È duello Janša-centrosinistra: Pahor davanti a un bivio
Šarec riunisce tutti i leader della futuribile coalizione alternativa al centrodestra Il capo dello Stato intenzionato a dare l’incarico a chi ha vinto le elezioni politiche

koda 9Predsednik republike Borut Pahor se bo udelezil dogodka "1. sola sredisca MISLI SVOBODNO"; Hotel Bioterme, Mala Nedelja, LJUTOMERFoto:Nebojsa Tejic/STA
LUBIANA Chi sarà il premier incaricato di formare il nuovo governo in Slovenia? Tre settimane dopo il voto la situazione è ancora in alto mare, con il presidente della Repubblica Borut Pahor che dovrà decidere entro il 20 luglio ma che ha fretta di concludere. Tanto che agli inizi di luglio vedrà i leader dei partiti presenti in Parlamento per la prima tornata di consultazioni.
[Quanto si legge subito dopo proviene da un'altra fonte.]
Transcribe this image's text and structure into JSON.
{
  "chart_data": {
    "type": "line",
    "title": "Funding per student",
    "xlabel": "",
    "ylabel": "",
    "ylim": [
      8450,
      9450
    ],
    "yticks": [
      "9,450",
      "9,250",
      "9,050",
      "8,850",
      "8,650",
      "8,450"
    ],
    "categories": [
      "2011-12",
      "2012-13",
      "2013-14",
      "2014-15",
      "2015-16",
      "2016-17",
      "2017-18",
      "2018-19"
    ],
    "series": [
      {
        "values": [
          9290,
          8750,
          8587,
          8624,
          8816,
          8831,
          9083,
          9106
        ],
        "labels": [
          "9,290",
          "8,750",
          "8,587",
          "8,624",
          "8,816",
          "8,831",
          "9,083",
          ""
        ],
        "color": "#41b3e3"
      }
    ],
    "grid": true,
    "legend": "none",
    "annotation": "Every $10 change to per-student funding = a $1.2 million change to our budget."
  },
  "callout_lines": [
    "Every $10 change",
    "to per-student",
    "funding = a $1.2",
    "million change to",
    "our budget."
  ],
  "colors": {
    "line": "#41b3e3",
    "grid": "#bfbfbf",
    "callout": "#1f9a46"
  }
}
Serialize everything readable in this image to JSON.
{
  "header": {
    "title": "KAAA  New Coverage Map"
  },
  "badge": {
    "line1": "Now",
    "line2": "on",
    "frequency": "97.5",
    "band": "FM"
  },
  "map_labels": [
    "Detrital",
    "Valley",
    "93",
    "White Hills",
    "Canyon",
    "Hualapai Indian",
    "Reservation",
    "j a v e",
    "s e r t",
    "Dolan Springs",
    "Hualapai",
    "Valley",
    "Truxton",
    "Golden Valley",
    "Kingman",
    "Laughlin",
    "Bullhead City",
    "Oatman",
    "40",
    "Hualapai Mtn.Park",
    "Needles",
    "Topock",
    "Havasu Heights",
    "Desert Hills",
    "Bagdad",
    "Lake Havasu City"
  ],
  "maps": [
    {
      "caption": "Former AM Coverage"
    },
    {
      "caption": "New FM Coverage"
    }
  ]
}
Dovrebbe toccare a Janez Janša, il presidente del Partito democratico (Sds) che ha vinto le elezioni (25 seggi), a fare il primo tentativo. Ma c’è un “ma”. Se nel corso delle consultazioni dovesse emergere una maggioranza ben definita alternativa all’ex premier e primo ministro della Difesa della Slovenia indipendente, il mandato andrebbe al leader di quella coalizione. E in effetti la coalizione alternativa sta prendendo forma grazie al lavoro di Marjan Šarec, leader dell’omonima lista (13 seggi) che nei giorni scorsi ha incontrato i responsabili di Smc (10 seggi, è il partito del premier uscente), Sd (10 seggi), Sab (5 seggi, è il partito dell’ex premier Alenka Bratušek), Desus (5 seggi) e Nuova slovenia (Nsi, 7 seggi).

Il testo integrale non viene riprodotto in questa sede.